« Au Japon, sur l’île d’Hokkaido, se trouve le peuple autochtone Aïnou, qui vit en harmonie avec la nature. On suit Nepka, une jeune fille énergique qui devient la protectrice d’une oursonne qui, selon la tradition, sera accueillie et honorée par le clan et puis sacrifiée pour que son esprit bienfaisant les honore en retour. Comme elle fait un choix déchirant, elle est bannie et ainsi seule avec son arc face à cette forêt ancestrale pour y traquer l’ourse qu’elle considérait comme sa propre sœur. C’est une quête poétique de soi empreinte d’un grand respect pour cette culture. Un texte simple, mais puissant, accompagné par un visuel dégageant une profonde humanité. Les traits légers et les couleurs apaisantes démontrent une beauté sauvage alliant la force et la sérénité. »
— Chryssie Gagné, Revue Les Libraires, No. 154, p. 94.
« Ça a été un réel plaisir de lecture que de plonger dans cet essai, en cette période où on peut facilement avoir l'impression que tout déraille. Comment était vu et vécu le concept d'espoir à travers les époques? L’auteur ici remonte le fil de l'histoire, dans un récit rempli d'anecdotes surprenantes, d'humour et de réflexions philosophiques. L'espoir, loin d'être naïf, devient un moteur d'action. »
— Andréanne Pierre, Publication «À lire selon...», Instagram @prixdeslibrairesduquebec.

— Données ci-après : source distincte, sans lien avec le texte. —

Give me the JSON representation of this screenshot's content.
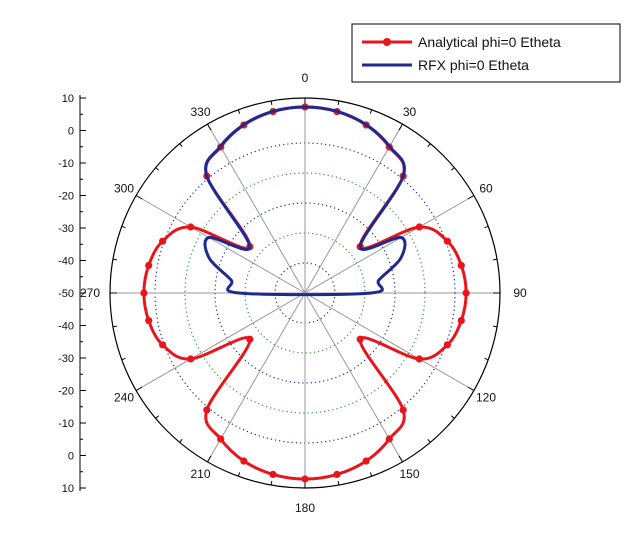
{
  "chart_data": {
    "type": "polar-line",
    "angle_labels": [
      "0",
      "30",
      "60",
      "90",
      "120",
      "150",
      "180",
      "210",
      "240",
      "270",
      "300",
      "330"
    ],
    "radial_axis": {
      "min": -50,
      "max": 15,
      "left_tick_labels": [
        "10",
        "0",
        "-10",
        "-20",
        "-30",
        "-40",
        "-50",
        "-40",
        "-30",
        "-20",
        "-10",
        "0",
        "10"
      ],
      "grid_rings": [
        -40,
        -30,
        -20,
        -10,
        0
      ],
      "ring_colors": [
        "#1a2a99",
        "#2f9a2f"
      ]
    },
    "legend": {
      "position": "top-right",
      "entries": [
        {
          "label": "Analytical phi=0 Etheta",
          "color": "#e8151b",
          "marker": "circle"
        },
        {
          "label": "RFX phi=0 Etheta",
          "color": "#1f2a8f",
          "marker": "none"
        }
      ]
    },
    "series": [
      {
        "name": "Analytical phi=0 Etheta",
        "color": "#e8151b",
        "marker": "circle",
        "angles_deg": [
          0,
          10,
          20,
          30,
          40,
          50,
          60,
          70,
          80,
          90,
          100,
          110,
          120,
          130,
          140,
          150,
          160,
          170,
          180,
          190,
          200,
          210,
          220,
          230,
          240,
          250,
          260,
          270,
          280,
          290,
          300,
          310,
          320,
          330,
          340,
          350
        ],
        "values_db": [
          12,
          11.4,
          9.6,
          6.2,
          0.9,
          -26,
          -6,
          0.5,
          2.9,
          3.7,
          2.9,
          0.5,
          -6,
          -26,
          0.9,
          6.2,
          9.6,
          11.4,
          12,
          11.4,
          9.6,
          6.2,
          0.9,
          -26,
          -6,
          0.5,
          2.9,
          3.7,
          2.9,
          0.5,
          -6,
          -26,
          0.9,
          6.2,
          9.6,
          11.4
        ]
      },
      {
        "name": "RFX phi=0 Etheta",
        "color": "#1f2a8f",
        "marker": "none",
        "angles_deg": [
          0,
          10,
          20,
          30,
          40,
          50,
          60,
          70,
          80,
          90,
          270,
          280,
          290,
          300,
          310,
          320,
          330,
          340,
          350
        ],
        "values_db": [
          12,
          11.5,
          9.7,
          6.4,
          1.0,
          -26,
          -13,
          -16,
          -25,
          -28,
          -28,
          -25,
          -16,
          -13,
          -26,
          1.0,
          6.4,
          9.7,
          11.5
        ]
      }
    ]
  }
}
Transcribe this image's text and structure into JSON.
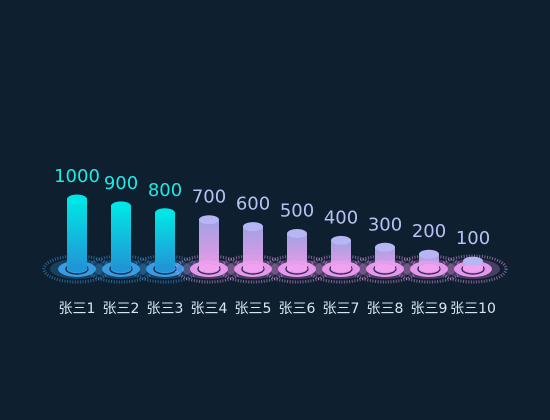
{
  "chart_data": {
    "type": "bar",
    "title": "",
    "xlabel": "",
    "ylabel": "",
    "categories": [
      "张三1",
      "张三2",
      "张三3",
      "张三4",
      "张三5",
      "张三6",
      "张三7",
      "张三8",
      "张三9",
      "张三10"
    ],
    "values": [
      1000,
      900,
      800,
      700,
      600,
      500,
      400,
      300,
      200,
      100
    ],
    "ylim": [
      0,
      1000
    ],
    "grid": false,
    "legend": "none"
  },
  "colors": {
    "background": "#0e2030",
    "top_series_bar": "#00e5e8",
    "top_series_bar_bottom": "#1f96d6",
    "top_series_label": "#1fe9e3",
    "top_series_base": "#3aa0ea",
    "low_series_bar_top": "#b6b6f4",
    "low_series_bar_bottom": "#f0a2f0",
    "low_series_label": "#b9c1f2",
    "low_series_base": "#ef9bf3",
    "category_label": "#d9e6f2"
  }
}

« Cette bande dessinée documentaire confronte un tabou délicat : le viol incestueux. Ayant été agressée par le père de son père, la journaliste Marine Courtade entame le projet laborieux d’interroger les membres de sa famille sur son grand-père pour décortiquer le mécanisme du silence. Elle explore alors les bribes de son passé brouillé, les répercussions, les prétextes, les secrets étouffés, les soupçons négligés et les traumatismes émotionnels. C’est une œuvre bouleversante qui condamne cet acte en donnant la parole à ceux qui ont souffert en silence. Combien auront souffert? Se forme ainsi un tableau déchirant aux couleurs simplistes rempli de vulnérabilité. C’est un titre essentiel pour lever le voile sur ces actions inacceptables. »
— Chryssie Gagné, Revue Les Libraires, No. 150, p. 94.